The mob seems not to be in such a hurry, more just out for a leisurely stroll by torchlight.

Dr. Bragan and Noriko finally wake up and see the plant-man is gone. Noriko is concerned that the plant-man might hurt someone, while Dr. Bragan is concerned that someone might hurt the plant-man, but in agreement that they have to find the plant-man, they both hurry off. The torches clue them in on the likely location of their quarry, and they go after it in the little red convertible. Noriko's driving now, and she's a much better driver than James Craig.

Though in Craig's defense, he's well over six feet tall and that little domestic-market Honda was not made for Gaijins with long legs.

They reach the torch-carrying peasants, who tell them what's happened. Dr. Bragan announces nobly that he'll go after his creation and destroy it, and Noriko begs him not to, although this is what she's wanted him to do for some time. On account of James Craig's less-than-Oscar-worthy acting, I can't tell if he's sincere in thinking it has to be destroyed or if he's trying to get away so he can rescue it. He acquires a baby goat as bait and goes off alone to confront the monster, and from his calls to the creature, we learn that he's in fact trying to escape with it to a safe place. He's still sporting the black glove, but on his ungloved right hand we see green discolorations, suggestions that he's turning into a plant himself. This could be the explanation for his craziness, if we hadn't seen right from the start of the movie he was unstable.

Just like Wikus from District 9!

Remember the erupting volcano? It was mentioned for a reason. Dr. Bragan and the creature end up on the edge, and as Dr. Bragan is trying to coax the creature away, they both fall off the edge and into the molten lava. As an animal lover, I was relieved to see the goat was left standing on the edge, although Dr. Bragan was still clutching it when he went over and I don't see how it could possibly have escaped.

No one asked the goat how he felt about being the bait.

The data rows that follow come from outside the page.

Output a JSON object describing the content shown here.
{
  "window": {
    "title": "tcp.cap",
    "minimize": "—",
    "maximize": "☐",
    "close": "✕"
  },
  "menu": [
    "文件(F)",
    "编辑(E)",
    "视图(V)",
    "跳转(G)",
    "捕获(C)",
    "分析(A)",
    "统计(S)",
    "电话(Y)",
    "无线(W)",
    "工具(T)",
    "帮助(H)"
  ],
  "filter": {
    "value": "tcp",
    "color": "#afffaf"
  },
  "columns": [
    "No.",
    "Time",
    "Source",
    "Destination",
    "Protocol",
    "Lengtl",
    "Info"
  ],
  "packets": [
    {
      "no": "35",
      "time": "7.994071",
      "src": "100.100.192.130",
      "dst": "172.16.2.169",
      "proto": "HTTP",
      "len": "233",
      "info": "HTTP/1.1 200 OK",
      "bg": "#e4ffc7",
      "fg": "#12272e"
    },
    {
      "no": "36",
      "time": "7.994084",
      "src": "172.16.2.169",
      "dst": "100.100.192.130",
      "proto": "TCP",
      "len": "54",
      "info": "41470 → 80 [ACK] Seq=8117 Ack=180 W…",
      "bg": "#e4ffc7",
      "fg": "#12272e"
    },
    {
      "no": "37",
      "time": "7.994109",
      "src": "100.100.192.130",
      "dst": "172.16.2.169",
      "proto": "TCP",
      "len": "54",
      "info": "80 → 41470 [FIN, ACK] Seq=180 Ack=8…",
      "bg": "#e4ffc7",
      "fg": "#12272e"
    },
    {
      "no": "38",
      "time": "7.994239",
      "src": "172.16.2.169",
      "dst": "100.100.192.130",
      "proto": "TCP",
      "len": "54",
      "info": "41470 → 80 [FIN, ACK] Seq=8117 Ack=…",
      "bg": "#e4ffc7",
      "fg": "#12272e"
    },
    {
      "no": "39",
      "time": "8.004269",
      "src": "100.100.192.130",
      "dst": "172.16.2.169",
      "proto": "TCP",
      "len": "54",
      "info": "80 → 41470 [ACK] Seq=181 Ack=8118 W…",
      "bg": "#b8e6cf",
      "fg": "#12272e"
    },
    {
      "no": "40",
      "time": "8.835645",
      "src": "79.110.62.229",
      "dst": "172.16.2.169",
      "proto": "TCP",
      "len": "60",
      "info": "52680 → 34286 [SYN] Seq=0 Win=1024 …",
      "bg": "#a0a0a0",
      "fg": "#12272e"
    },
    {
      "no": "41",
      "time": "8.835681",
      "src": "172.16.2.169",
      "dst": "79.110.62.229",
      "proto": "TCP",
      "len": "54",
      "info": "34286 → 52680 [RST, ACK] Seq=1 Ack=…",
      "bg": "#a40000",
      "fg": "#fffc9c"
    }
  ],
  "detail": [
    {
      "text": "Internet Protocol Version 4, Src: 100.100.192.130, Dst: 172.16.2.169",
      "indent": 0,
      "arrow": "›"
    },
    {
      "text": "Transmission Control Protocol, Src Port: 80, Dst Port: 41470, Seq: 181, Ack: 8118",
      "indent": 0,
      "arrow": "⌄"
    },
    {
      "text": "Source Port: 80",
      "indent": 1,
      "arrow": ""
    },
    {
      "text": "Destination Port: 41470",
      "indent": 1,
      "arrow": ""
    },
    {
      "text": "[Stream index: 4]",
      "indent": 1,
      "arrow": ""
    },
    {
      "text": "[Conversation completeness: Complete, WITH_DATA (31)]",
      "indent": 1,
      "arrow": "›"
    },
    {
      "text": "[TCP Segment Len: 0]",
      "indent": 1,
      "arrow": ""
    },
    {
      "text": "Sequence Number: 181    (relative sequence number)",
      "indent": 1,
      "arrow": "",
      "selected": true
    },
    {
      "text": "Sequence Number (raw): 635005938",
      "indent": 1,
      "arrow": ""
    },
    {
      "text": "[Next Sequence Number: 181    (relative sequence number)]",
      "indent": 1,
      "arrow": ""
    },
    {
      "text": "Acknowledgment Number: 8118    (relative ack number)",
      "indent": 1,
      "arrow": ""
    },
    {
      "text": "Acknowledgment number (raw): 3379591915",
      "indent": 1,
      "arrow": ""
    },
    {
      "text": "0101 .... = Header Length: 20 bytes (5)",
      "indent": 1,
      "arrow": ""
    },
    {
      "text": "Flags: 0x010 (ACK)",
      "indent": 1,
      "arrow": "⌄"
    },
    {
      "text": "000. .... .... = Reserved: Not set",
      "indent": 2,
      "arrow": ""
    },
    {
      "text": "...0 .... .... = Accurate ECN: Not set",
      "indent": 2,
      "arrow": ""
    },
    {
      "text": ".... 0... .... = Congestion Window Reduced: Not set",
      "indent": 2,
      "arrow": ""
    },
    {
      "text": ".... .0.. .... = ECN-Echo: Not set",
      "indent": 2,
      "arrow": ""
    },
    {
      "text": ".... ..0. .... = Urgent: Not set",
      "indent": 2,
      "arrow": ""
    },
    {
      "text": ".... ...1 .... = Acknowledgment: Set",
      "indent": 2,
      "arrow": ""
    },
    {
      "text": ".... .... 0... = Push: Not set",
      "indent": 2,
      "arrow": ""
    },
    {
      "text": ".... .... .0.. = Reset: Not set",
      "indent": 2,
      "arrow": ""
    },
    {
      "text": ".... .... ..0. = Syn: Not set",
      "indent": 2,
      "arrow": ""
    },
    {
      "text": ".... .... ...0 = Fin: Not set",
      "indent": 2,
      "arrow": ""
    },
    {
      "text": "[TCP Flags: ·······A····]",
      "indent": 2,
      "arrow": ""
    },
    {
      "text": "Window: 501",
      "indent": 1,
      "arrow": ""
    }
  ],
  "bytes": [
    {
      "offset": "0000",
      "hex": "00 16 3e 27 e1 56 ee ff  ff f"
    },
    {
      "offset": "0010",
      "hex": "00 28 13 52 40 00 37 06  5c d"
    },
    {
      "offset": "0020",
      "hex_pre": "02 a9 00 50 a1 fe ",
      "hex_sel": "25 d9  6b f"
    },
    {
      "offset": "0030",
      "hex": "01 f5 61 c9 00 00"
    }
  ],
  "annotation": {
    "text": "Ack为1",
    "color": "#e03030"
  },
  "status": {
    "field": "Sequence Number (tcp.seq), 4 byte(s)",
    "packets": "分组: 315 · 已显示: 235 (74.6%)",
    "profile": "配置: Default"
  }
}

This is a really, really bad movie, and I suggest you don't waste your time on it. In case you hadn't noticed, it's pretty much a rip-off of Frankenstein. It might have worked if it weren't for the abysmal acting and the glacially-slow pace. James Craig is the only actor who wouldn't have been kicked out of a middle-school drama club, and even he can't manage to put on a credible performance of a man who is sane most of the time but goes crazy when his experiments don't work as planned. The science is beyond idiotic, but that's par for the course for this kind of movie. At 93 minutes, the movie is longer than this kind of movie usually is, which in view of the meaningless duplicate shots of such things as the dwarf lurking and Noriko looking out of a window, suggests that maybe the movie was never edited when whoever made it realized it was a pile of junk. Another thing that bothered me was the way the background music alternated between slow and spooky, and peppy and upbeat for no reason connected to what was happening onscreen.

But at least the goat got a properly heroic money-shot.

And where did Dr. X's revenge come in? As far as I can tell, Dr. Bragan didn't have any grievances at all. Was he planning to sic his plant-man on the assistant back at Cape Canaveral who made the mistake in the rocket calculation?

The End.

Written in October 2011 by Pam Burda.